Raising up my fist, I’m about to plow it into his face again. But his face already looks like raw hamburger. If facial symmetry is an important component to one’s perception of physical beauty, this guy is truly screwed for a while. His procerus, or what you and I recognize as a nose, is definitely leaning left, and I might have broken his left orbital plate. Not to mention his lips, which resemble rare sausage with punctured casings. And that finger on his hand will require surgery to repair. Perhaps several pins. I guess I’ve made my point.
“What the hell do you want?” I ask, swallowing a lump of concrete.
“You’ll find out when we’re ready, killer. And not before.” There’s pain in his voice. Fear. But he’s not backing down. He’s a professional. I know the type.
I slide off of him.

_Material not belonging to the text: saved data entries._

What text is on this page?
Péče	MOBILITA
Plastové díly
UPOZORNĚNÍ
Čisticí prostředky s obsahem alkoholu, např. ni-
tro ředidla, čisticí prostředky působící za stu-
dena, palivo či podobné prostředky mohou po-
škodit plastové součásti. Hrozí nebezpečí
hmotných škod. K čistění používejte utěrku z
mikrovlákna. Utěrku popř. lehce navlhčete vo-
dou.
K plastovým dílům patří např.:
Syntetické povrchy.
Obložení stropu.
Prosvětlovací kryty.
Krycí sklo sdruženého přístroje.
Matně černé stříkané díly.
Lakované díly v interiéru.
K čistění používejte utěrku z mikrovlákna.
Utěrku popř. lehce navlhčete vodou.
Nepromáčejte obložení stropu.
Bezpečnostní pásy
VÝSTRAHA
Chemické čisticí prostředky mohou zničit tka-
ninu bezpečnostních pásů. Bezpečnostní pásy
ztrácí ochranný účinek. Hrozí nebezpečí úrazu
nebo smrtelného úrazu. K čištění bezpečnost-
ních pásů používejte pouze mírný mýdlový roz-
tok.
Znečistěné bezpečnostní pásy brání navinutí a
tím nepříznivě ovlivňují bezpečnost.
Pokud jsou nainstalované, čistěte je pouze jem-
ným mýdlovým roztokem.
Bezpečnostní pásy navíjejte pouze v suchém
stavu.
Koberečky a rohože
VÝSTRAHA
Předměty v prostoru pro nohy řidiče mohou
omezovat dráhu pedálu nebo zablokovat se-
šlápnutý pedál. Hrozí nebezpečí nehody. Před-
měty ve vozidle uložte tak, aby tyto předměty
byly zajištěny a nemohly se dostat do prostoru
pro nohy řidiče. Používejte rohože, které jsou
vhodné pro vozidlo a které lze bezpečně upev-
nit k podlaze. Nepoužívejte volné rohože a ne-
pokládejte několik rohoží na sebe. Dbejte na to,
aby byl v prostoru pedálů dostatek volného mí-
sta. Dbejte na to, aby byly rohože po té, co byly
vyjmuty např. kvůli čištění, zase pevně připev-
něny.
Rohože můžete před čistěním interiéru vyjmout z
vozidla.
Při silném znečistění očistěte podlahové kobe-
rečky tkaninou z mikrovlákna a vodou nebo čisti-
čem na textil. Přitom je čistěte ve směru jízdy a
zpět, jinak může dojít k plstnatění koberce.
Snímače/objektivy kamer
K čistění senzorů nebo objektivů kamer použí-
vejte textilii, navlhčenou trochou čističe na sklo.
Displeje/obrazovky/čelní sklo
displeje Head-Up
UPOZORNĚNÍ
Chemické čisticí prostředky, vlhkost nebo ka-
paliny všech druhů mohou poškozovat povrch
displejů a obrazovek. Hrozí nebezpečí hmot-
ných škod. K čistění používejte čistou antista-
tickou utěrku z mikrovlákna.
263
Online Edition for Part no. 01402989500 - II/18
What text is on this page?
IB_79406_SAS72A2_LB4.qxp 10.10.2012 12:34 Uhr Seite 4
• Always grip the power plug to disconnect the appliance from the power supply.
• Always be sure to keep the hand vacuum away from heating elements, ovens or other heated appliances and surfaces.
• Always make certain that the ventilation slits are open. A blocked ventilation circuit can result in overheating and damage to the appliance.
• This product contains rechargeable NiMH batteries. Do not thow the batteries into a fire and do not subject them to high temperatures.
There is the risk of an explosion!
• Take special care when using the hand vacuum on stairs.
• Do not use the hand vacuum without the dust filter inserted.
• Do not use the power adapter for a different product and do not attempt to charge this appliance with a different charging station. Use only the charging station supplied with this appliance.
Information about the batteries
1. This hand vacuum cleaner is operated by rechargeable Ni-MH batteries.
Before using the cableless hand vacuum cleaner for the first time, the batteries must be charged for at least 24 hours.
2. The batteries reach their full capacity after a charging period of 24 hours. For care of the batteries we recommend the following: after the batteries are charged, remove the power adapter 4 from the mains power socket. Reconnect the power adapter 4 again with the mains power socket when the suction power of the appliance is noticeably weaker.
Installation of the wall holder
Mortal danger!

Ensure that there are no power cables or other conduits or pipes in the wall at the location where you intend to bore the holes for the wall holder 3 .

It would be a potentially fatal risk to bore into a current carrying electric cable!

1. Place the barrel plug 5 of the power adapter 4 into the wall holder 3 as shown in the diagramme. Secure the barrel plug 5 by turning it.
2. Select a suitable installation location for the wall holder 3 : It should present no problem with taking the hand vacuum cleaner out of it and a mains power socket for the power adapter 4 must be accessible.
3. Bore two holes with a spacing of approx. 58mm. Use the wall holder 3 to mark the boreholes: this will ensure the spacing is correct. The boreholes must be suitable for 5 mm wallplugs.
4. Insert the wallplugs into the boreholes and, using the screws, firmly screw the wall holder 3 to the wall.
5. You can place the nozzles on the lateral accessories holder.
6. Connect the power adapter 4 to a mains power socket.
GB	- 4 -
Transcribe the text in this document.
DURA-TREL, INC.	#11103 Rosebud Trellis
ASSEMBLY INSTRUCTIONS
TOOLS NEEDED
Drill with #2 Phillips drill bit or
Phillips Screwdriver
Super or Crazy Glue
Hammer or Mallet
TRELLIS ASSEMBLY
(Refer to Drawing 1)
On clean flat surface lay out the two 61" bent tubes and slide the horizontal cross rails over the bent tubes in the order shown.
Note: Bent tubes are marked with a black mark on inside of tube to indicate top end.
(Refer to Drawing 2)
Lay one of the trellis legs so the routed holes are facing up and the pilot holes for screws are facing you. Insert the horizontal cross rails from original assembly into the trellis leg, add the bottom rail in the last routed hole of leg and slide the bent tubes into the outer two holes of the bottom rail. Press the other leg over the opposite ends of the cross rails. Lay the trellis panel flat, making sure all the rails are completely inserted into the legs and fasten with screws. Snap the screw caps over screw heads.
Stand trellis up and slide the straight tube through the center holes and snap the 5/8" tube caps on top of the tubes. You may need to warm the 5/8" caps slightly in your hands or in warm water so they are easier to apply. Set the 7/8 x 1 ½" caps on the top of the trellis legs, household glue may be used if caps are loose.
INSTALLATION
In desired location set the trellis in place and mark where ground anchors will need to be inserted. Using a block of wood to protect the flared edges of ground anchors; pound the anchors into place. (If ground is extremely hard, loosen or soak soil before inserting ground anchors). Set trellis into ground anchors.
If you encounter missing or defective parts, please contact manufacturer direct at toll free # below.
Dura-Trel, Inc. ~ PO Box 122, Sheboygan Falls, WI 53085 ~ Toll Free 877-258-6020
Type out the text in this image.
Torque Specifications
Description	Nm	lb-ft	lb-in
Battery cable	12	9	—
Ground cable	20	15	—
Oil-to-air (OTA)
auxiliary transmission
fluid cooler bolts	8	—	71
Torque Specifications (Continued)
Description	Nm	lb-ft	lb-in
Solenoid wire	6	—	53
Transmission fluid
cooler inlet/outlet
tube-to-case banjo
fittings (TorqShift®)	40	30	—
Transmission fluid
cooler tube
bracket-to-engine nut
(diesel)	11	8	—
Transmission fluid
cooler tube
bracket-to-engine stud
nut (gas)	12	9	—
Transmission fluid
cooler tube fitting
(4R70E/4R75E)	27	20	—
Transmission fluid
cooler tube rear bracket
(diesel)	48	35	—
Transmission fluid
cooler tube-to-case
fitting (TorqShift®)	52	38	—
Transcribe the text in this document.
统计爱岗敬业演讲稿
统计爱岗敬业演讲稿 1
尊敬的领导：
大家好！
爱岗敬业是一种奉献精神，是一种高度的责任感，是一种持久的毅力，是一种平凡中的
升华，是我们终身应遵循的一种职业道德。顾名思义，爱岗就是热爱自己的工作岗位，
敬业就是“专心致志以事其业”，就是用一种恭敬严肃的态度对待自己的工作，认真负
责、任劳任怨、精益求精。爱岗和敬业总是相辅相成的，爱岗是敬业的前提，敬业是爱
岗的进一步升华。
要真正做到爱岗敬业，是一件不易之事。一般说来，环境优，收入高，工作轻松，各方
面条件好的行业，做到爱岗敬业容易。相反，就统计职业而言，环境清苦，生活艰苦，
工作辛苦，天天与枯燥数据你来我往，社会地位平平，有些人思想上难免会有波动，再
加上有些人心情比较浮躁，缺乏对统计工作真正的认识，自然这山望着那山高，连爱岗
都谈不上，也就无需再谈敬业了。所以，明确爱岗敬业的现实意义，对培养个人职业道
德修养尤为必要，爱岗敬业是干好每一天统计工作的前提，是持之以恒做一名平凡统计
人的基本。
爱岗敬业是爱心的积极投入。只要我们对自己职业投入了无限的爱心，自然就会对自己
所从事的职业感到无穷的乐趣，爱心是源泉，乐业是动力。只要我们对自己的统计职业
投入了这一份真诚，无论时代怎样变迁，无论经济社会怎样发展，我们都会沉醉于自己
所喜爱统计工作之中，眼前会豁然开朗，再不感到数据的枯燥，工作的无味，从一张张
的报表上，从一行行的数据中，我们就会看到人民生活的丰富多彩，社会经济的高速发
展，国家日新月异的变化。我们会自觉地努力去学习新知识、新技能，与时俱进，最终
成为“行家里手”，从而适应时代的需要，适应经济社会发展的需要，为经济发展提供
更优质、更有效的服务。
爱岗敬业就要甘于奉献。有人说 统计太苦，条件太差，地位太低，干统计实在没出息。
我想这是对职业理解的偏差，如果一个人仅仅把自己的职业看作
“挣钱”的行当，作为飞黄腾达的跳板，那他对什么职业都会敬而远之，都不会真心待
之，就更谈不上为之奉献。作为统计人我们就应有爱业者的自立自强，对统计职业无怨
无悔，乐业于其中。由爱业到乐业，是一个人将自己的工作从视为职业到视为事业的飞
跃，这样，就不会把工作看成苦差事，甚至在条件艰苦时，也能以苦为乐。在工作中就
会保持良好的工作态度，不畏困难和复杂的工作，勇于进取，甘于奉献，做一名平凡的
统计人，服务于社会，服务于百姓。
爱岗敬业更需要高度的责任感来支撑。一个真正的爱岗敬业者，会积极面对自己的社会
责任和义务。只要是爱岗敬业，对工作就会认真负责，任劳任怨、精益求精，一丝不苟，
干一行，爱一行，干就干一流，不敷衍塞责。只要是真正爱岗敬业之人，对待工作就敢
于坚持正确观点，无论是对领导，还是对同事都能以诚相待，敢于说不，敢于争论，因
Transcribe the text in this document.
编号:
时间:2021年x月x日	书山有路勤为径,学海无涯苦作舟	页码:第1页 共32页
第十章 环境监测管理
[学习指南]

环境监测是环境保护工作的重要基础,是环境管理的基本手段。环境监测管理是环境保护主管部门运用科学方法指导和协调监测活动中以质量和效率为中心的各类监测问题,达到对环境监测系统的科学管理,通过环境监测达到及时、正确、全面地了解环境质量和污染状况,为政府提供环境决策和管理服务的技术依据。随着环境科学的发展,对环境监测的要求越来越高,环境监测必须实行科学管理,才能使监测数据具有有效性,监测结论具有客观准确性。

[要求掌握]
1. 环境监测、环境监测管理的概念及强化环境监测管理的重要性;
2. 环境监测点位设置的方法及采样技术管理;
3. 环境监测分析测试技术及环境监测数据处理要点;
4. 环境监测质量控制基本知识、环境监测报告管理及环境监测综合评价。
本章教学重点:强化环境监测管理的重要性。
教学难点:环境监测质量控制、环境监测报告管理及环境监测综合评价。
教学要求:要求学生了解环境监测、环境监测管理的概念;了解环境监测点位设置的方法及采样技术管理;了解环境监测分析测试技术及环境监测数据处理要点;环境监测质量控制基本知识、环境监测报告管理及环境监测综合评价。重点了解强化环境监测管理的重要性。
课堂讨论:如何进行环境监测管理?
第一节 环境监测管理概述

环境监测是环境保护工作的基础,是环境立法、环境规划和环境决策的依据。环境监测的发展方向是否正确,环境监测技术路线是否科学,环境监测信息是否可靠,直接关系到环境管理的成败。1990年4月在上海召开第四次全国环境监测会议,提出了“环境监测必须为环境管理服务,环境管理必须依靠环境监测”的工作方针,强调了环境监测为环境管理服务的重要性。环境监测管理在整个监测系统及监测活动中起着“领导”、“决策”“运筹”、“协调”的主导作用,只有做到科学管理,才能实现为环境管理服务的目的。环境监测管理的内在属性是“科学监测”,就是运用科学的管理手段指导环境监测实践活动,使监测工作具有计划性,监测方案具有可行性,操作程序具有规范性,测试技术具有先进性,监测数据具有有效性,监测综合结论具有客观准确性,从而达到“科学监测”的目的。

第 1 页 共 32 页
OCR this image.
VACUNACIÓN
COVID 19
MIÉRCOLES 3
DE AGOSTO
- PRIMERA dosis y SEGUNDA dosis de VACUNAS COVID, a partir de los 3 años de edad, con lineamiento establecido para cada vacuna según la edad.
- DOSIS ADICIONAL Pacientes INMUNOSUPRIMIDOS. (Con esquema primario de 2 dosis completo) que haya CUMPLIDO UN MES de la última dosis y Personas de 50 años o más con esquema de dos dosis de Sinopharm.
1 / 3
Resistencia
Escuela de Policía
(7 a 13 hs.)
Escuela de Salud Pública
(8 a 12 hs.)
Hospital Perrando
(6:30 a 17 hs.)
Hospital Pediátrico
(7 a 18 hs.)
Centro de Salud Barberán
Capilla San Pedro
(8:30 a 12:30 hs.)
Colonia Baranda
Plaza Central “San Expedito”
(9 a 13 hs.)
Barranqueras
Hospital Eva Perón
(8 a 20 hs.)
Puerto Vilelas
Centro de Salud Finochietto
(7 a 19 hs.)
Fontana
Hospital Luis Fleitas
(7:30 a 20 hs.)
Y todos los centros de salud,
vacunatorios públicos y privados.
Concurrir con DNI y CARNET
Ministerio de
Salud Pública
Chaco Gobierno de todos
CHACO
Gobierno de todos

Stand.
“You tell Rabuffo I had no choice.”
“Maybe you can tell him that yourself.” He stands, awkwardly. “Or maybe this ain’t about Rabuffo at all, killer.”
He turns, begins limping toward the parking lot and Main Street.
“Why’d you do it?” I shout. “Why’d you come to me?”
He turns. “So that I could deliver a message. An untraceable message. Cell phones aren’t safe.”
“And what message is that?”
“It goes something like this: If you want to see your daughter alive again, you will do as we say.”
“And the little girl? That was Chloe? My Chloe?”
He wipes the blood from his nostrils and lips with the back of his one good hand.
“What the hell do you think, Inmate number 03C2258, Sidney O’Keefe?”
Turning, he runs off, taking his damaged face and hand with him, but mistakenly leaving his gun behind.